Anne-Margaretta Burr (née Scobell, also known as Margaretta Higford Burr; 30 April 1817 - 22 January 1892) was an English watercolour painter.

== Biography ==
Burr was born at Poltair House in Poltair, Cornwall. She was the only daughter of Royal Navy Captain Edward Scobell. Scobell also owned a property in London's Dorset Square.
Burr travelled widely for inspiration, and published Sketches in Spain, The Holy Land, Egypt, Turkey, and Greece in 1841. Burr later became a travelling companion of Austen Layard, and painted many watercolours on travels through Egypt and Turkey.
Dante Gabriel Rossetti wrote descriptions of her tracings of threatened Italian mosaics in the mid-19th century.

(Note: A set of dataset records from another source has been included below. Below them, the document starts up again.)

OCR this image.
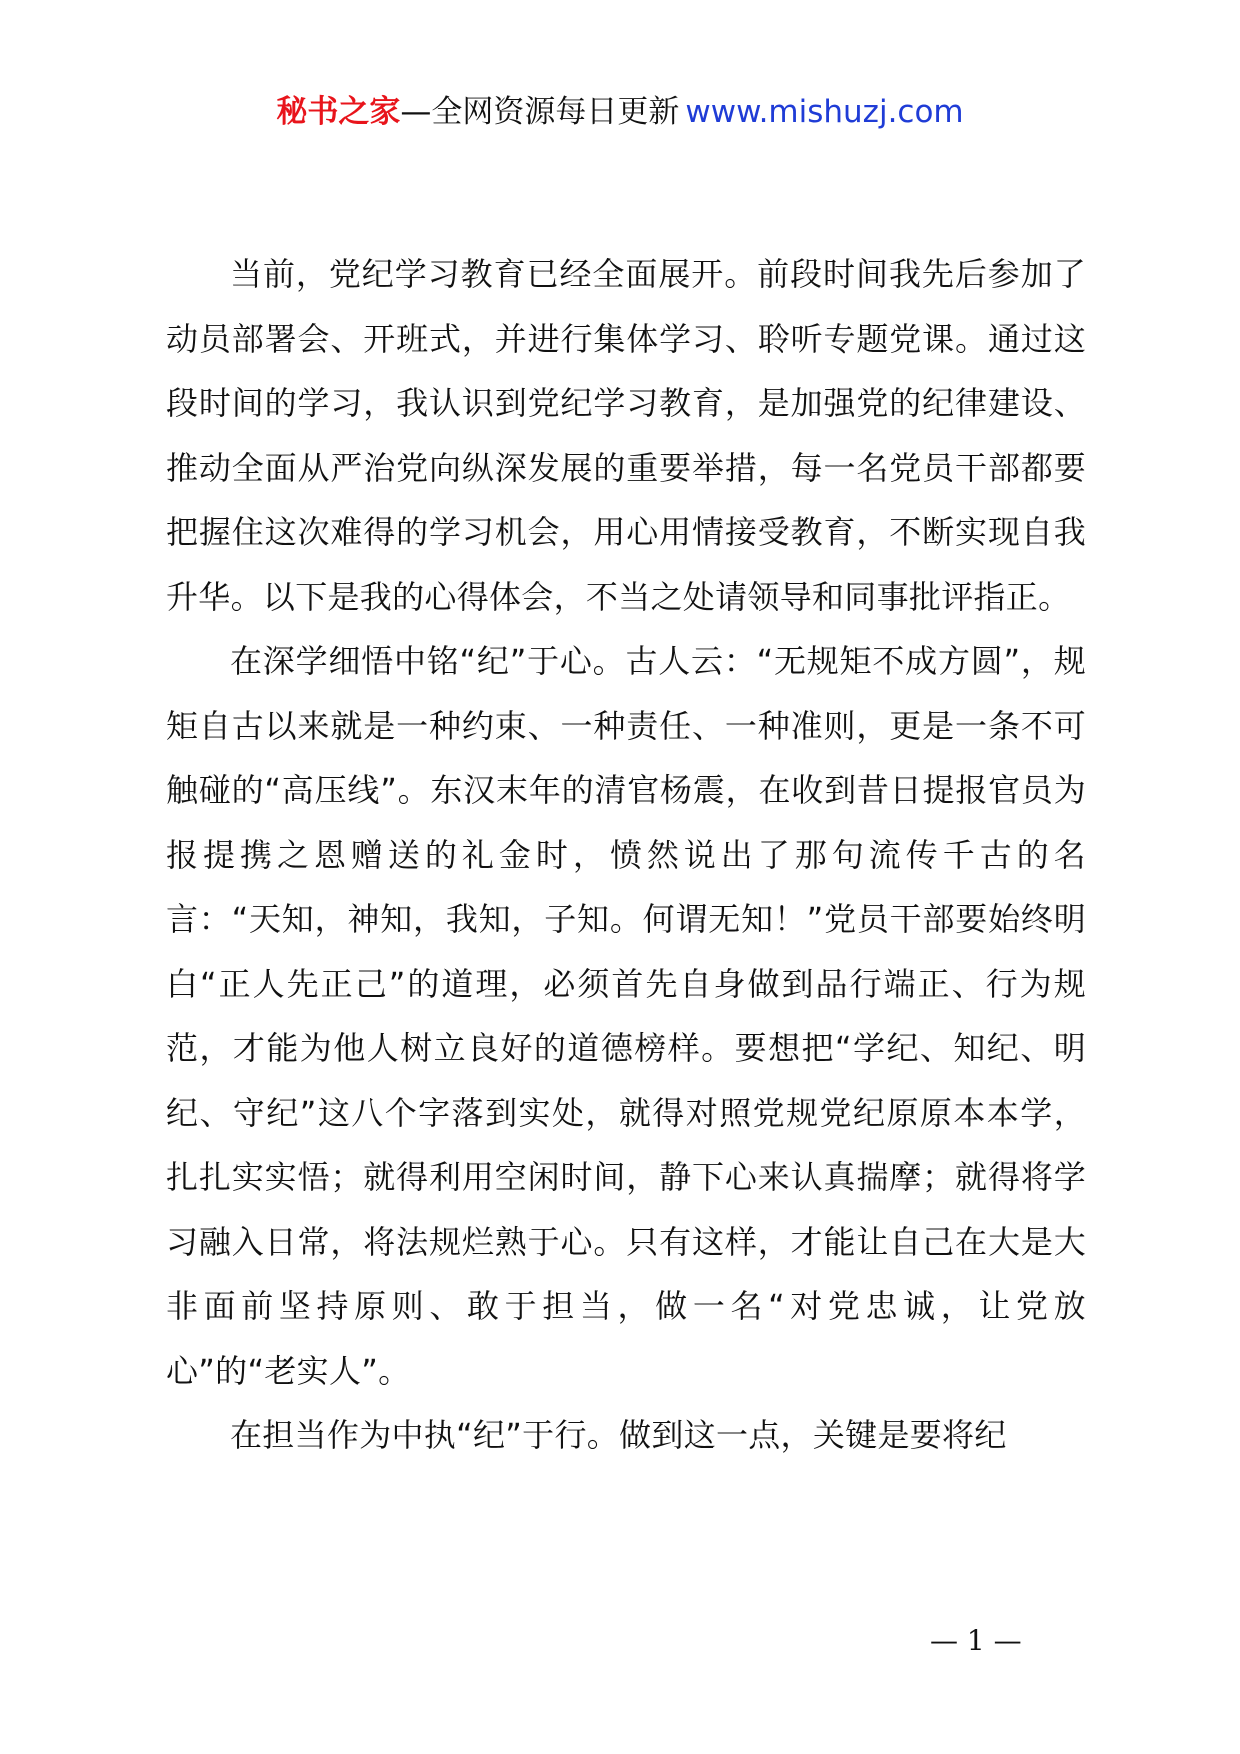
秘书之家—全网资源每日更新 www.mishuzj.com

当前，党纪学习教育已经全面展开。前段时间我先后参加了动员部署会、开班式，并进行集体学习、聆听专题党课。通过这段时间的学习，我认识到党纪学习教育，是加强党的纪律建设、推动全面从严治党向纵深发展的重要举措，每一名党员干部都要把握住这次难得的学习机会，用心用情接受教育，不断实现自我升华。以下是我的心得体会，不当之处请领导和同事批评指正。

在深学细悟中铭“纪”于心。古人云：“无规矩不成方圆”，规矩自古以来就是一种约束、一种责任、一种准则，更是一条不可触碰的“高压线”。东汉末年的清官杨震，在收到昔日提报官员为报提携之恩赠送的礼金时，愤然说出了那句流传千古的名言：“天知，神知，我知，子知。何谓无知！”党员干部要始终明白“正人先正己”的道理，必须首先自身做到品行端正、行为规范，才能为他人树立良好的道德榜样。要想把“学纪、知纪、明纪、守纪”这八个字落到实处，就得对照党规党纪原原本本学，扎扎实实悟；就得利用空闲时间，静下心来认真揣摩；就得将学习融入日常，将法规烂熟于心。只有这样，才能让自己在大是大非面前坚持原则、敢于担当，做一名“对党忠诚，让党放心”的“老实人”。

在担当作为中执“纪”于行。做到这一点，关键是要将纪

— 1 —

On 18 September 1839, the then Anne-Margaretta Scobell married Daniel Higford Davall Burr at St Marylebone Parish Church. Over the next 15 years, the couple had three sons – Higford (born 20 July 1840), Edward (born 25 September 1842), and James-Scudamore (born 15 January 1854).

After her husband's death in 1885, Burr retired to Venice where she died on 22 January 1892. The couple's English property, Aldermaston Court, was inherited by Higford on his father's death. Higford, who also took the surname Higford (after an ancestor) and was known as Higford Higford, sold the estate to Charles Edward Keyser in 1893.

== Works ==
Burr's works include Interior of a Harem, in Cairo, Holy Sepulchre, in Jerusalem, The Missr Tcharsky, or Egyptian Market, in Constantinople, The Mosque of Sultan Hassan, Cairo (1846), Gateway of a Bazaar, Grand Cairo (1846), and Street Leading to El Azhar, Grand Cairo (1846).